Souvenir des jours de terreur au patelin-Heine

Heinrich_Heine portrait 2

Souvenir des jours de terreur au patelin*

Nous, bourgmestre et sénateurs,
En vrais pères de la ville, nous adressons
À nos fidèles concitoyens de toutes les classes,
L’avis suivant :

Ce sont les étrangers, venus d’ailleurs,
Pour la plupart, qui parmi nous ont semé
L’esprit de rébellion. Pareils pécheurs,
Dieu soit loué ! sont rarement enfants du pays.

Ils sont aussi, pour la plupart, négateurs de Dieu ;
Celui qui se dresse contre son Dieu,
Finira, en renégat, par s’opposer
Aux autorités terrestres.

Obéir à l’autorité est
Le premier devoir du Juif et du Chrétien.
Chacun doit fermer boutique,
Dès la tombée du jour, qu’il soit Juif ou Chrétien.

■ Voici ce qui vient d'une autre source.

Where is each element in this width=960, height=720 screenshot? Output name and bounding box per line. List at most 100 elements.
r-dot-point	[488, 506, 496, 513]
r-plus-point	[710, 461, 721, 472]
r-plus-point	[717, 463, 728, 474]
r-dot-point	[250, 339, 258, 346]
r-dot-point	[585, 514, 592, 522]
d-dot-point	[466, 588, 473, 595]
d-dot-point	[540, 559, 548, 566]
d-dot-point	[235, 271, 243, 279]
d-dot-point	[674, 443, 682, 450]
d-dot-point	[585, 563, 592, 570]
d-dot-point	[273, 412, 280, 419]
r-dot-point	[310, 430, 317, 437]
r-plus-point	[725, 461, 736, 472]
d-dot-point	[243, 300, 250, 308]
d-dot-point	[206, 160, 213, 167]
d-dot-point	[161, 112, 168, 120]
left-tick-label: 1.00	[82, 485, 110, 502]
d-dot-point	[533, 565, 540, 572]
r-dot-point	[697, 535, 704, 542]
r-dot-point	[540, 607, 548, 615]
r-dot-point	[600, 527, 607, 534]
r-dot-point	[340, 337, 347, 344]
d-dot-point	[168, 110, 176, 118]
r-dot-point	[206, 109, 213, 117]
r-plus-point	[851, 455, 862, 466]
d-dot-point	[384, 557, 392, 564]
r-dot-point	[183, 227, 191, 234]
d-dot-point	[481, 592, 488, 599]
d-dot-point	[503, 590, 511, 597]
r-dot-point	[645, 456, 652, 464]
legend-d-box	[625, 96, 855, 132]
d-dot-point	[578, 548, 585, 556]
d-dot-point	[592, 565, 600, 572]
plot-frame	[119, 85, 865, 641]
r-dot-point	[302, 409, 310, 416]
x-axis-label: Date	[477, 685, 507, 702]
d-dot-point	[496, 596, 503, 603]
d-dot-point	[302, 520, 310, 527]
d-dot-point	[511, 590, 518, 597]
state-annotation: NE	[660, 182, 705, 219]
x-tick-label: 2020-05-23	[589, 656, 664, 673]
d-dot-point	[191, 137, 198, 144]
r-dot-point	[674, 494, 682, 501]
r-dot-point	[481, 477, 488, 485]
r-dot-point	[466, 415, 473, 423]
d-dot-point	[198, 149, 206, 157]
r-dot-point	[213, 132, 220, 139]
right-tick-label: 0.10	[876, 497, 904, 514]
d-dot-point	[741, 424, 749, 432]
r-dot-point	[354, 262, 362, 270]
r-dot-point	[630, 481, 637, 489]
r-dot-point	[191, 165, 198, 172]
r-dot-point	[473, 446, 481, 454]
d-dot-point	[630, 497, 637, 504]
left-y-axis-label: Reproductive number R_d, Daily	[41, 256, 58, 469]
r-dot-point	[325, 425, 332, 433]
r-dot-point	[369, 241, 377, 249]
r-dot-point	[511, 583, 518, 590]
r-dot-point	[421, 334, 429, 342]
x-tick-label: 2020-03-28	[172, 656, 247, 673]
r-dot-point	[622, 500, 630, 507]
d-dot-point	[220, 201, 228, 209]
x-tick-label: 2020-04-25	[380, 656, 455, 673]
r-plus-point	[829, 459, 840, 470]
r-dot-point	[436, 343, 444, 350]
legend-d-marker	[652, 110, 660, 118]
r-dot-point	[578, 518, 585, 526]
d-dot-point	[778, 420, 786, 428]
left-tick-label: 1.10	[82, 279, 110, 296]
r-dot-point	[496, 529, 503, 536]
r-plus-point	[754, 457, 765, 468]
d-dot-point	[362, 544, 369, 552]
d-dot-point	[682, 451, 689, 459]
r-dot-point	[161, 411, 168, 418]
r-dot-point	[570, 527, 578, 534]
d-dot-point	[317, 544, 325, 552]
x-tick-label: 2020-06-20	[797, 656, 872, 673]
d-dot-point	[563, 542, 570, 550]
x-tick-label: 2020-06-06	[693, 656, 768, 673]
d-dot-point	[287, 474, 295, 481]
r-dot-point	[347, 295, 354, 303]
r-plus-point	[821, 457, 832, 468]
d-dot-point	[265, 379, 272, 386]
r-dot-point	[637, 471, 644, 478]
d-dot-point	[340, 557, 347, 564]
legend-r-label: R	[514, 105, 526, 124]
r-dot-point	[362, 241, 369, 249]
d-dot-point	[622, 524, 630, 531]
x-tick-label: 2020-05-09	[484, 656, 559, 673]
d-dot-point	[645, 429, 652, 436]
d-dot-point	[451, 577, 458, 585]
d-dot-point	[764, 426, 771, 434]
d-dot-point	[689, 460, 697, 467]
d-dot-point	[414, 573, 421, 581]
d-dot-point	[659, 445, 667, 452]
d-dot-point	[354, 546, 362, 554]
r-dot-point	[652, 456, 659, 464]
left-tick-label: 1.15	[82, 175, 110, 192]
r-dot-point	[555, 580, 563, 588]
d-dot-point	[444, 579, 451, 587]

Tout attroupement de plus de trois personnes
Doit se disperser.
Personne ne doit être vu
Dehors, la nuit, sans lumière.

Chacun doit déposer les armes
Dans la Maison des Guildes ;
De même les munitions de toutes sortes
Doivent être laissées au même endroit.

Celui qui sera trouvé  dans la rue à raisonner
Sera immédiatement fusillé.
Raisonner par gestes
Sera aussi sévèrement puni.

Faites confiance à vos magistrats
Qui défendent l’État avec affection et piété
Par une conduite clémente et pleine de sagesse ;
Ce qui vous vous signifie : Fermez-là !

Henri Heine

(in Henri Heine, le Tambour de la liberté,
traduit de l’allemand par Francis Combes,
Le Temps des Cerises, 2007)
*« Erinnerung aus Krähwinkels Schrekenstagen », in Gedichte 1853-1854.
(C’est le Sénat de Hambourg qui est visé).